Fra le strutture fondamentali del vivere comune il cui infragilimento segna la profonda crisi del mondo in cui viviamo, quello della stampa e della comunicazione di massa in genere non è secondo a nessuno. Negli ultimi decenni a un enorme rafforzarsi del supporto tecnico, che ha messo alla portata di tutti la comunicazione istantanea e continua di un’immensa quantità di notizie e di immagini, ha corrisposto un’altrettanto immensa perdita della capacità di selezione e di analisi delle notizie da parte dei proverbiali “addetti ai lavori”. Pur se ovviamente non mancano eccezioni (per ora purtroppo “di nicchia”) il grosso della comunicazione di massa altro non è che uno strumento di amplificazione all’infinito dei luoghi comuni del momento. I cronisti e gli inviati, specialmente ma non solo radiotelevisivi, si sono per lo più ridotti a raccoglitori ambulanti e rivenditori all’ingrosso di dichiarazioni estemporanee, che poi vanno a prendere il posto dei fatti. 

In questo quadro ovviamente svanisce la capacità di analisi sia degli avvenimenti che del pensiero, e più che mai la capacità di analisi di un pensiero, anzi di un magistero di grande peso come quello papale. Che cosa dire allora di un Papa se non si è capaci di comprenderne e di analizzarne il pensiero, premessa indispensabile per comunicarlo ai propri lettori o al proprio pubblico radiotelevisivo? Non è un personaggio che produce “fatti” in rapida sequenza come un campione sportivo che vince  o che perde,  o un leader politico che ogni giorno o prende iniziative clamorose o fa finta di prenderle. Mancando la capacità di analisi per… fare ugualmente la notizia non resta altro surrogato se non la contrapposizione, meglio se presunta.
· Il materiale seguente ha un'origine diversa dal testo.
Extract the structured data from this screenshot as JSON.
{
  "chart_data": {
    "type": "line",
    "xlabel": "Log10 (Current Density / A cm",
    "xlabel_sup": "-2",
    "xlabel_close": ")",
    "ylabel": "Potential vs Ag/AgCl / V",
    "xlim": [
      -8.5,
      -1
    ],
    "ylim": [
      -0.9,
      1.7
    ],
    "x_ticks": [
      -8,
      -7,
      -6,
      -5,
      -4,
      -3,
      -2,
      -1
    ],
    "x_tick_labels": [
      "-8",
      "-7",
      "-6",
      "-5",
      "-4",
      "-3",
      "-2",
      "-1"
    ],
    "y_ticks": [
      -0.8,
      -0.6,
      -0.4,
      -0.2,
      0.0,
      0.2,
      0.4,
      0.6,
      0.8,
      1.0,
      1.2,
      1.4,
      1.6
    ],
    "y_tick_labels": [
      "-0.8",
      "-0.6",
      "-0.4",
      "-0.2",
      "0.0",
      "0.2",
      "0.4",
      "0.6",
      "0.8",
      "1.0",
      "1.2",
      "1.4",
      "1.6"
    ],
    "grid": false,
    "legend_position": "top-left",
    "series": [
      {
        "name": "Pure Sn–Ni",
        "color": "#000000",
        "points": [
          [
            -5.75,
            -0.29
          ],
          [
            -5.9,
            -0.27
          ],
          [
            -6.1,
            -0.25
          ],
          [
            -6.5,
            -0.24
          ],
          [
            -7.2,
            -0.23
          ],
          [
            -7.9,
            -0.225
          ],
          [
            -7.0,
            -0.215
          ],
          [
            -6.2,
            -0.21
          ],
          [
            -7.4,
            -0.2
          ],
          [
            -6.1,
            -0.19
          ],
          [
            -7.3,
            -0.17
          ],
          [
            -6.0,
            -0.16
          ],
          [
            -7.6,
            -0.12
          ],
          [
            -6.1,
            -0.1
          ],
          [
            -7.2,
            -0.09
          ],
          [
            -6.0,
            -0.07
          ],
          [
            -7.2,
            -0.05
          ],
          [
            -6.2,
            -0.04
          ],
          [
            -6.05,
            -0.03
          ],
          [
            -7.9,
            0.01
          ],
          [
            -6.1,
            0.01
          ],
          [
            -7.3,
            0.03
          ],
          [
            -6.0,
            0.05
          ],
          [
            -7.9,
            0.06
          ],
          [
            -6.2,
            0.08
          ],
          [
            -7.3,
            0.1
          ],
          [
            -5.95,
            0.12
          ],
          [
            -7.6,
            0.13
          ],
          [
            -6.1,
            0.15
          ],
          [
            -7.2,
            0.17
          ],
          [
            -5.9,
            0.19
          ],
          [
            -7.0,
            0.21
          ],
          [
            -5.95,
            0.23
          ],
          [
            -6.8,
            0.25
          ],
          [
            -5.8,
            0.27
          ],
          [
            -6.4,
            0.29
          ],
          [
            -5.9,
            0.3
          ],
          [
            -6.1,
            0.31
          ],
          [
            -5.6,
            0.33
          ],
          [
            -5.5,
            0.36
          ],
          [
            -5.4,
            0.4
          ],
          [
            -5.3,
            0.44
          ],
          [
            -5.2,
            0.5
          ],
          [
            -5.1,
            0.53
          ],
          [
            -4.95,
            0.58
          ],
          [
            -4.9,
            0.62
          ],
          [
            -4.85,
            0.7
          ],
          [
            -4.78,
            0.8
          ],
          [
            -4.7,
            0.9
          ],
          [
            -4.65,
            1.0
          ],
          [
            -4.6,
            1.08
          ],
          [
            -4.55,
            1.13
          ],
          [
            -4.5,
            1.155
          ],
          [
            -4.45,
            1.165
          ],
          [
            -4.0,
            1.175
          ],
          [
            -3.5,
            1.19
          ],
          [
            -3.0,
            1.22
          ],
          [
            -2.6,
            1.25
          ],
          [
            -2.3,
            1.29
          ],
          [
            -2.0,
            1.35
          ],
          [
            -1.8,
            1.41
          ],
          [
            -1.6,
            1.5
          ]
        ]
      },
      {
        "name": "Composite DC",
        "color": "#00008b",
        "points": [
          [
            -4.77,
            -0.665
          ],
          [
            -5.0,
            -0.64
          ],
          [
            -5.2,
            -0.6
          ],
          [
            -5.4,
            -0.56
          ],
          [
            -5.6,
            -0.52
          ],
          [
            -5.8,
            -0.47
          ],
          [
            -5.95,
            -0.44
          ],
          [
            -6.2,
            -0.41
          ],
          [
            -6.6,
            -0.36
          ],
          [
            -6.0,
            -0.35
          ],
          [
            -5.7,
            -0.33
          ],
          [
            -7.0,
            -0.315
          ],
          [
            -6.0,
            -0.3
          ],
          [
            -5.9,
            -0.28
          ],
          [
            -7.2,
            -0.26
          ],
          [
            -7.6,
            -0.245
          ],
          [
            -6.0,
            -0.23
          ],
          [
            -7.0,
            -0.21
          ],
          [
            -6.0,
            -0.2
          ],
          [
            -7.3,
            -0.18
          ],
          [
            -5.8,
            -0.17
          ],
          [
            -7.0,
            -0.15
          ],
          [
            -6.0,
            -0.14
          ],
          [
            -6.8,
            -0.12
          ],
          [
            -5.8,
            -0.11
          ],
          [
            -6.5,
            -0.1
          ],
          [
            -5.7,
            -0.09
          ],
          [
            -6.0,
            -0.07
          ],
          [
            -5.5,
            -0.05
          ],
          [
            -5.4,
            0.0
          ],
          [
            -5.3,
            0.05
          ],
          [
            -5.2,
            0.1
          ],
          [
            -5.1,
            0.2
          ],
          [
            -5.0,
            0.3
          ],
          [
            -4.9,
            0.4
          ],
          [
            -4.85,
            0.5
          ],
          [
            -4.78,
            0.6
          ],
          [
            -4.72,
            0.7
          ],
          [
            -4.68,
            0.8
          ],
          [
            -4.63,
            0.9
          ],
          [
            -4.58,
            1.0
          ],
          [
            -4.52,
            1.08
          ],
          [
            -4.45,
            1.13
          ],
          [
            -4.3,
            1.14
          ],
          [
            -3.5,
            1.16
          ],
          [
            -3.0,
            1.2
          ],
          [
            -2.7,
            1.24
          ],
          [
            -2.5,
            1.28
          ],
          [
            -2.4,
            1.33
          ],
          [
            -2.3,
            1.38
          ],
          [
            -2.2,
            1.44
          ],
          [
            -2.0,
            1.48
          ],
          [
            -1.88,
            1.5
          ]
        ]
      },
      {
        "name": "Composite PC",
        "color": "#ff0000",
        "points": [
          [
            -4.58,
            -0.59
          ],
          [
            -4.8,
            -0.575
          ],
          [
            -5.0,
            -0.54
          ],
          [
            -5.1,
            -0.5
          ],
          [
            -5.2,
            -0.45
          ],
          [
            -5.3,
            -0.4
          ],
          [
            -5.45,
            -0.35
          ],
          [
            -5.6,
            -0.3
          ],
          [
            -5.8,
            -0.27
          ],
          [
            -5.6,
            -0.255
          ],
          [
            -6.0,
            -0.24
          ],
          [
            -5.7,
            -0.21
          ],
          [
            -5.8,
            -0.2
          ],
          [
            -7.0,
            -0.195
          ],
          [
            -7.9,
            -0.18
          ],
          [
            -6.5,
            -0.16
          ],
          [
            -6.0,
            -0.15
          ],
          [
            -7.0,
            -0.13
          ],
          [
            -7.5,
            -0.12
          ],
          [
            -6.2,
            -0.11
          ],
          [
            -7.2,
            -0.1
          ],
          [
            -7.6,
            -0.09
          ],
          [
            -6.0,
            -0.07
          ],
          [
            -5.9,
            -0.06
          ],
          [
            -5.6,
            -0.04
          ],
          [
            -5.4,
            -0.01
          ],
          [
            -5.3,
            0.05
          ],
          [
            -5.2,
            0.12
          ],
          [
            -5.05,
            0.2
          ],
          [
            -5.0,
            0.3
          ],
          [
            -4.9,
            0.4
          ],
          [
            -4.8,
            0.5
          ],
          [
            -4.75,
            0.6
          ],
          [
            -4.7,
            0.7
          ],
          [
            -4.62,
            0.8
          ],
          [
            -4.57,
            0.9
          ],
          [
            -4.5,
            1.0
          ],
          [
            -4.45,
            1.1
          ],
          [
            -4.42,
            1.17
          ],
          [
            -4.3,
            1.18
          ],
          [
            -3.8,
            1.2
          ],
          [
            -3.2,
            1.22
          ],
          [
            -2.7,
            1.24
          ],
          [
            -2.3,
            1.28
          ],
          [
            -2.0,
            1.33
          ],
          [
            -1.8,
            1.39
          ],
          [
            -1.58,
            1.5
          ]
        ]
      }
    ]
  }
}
La contrapposizione vera, quando c’è, implica anch’essa la comprensione e l’analisi. Quella presunta invece è più comoda perché essendo inventata uno se la può fabbricare da sé. Ed è esattamente ciò che molto spesso succede ora con Papa Francesco. 

Grazie a internet l’antidoto a tale avvelenamento è però oggi  alla portata di tutti. Basta andare sul sito della Santa Sede che ogni giorno pubblica integralmente quanto egli dice; sempre in forma scritta e di frequente anche in forma audiovisiva. Perciò chi prende per buone le manipolazioni correnti del suo magistero non ha scuse.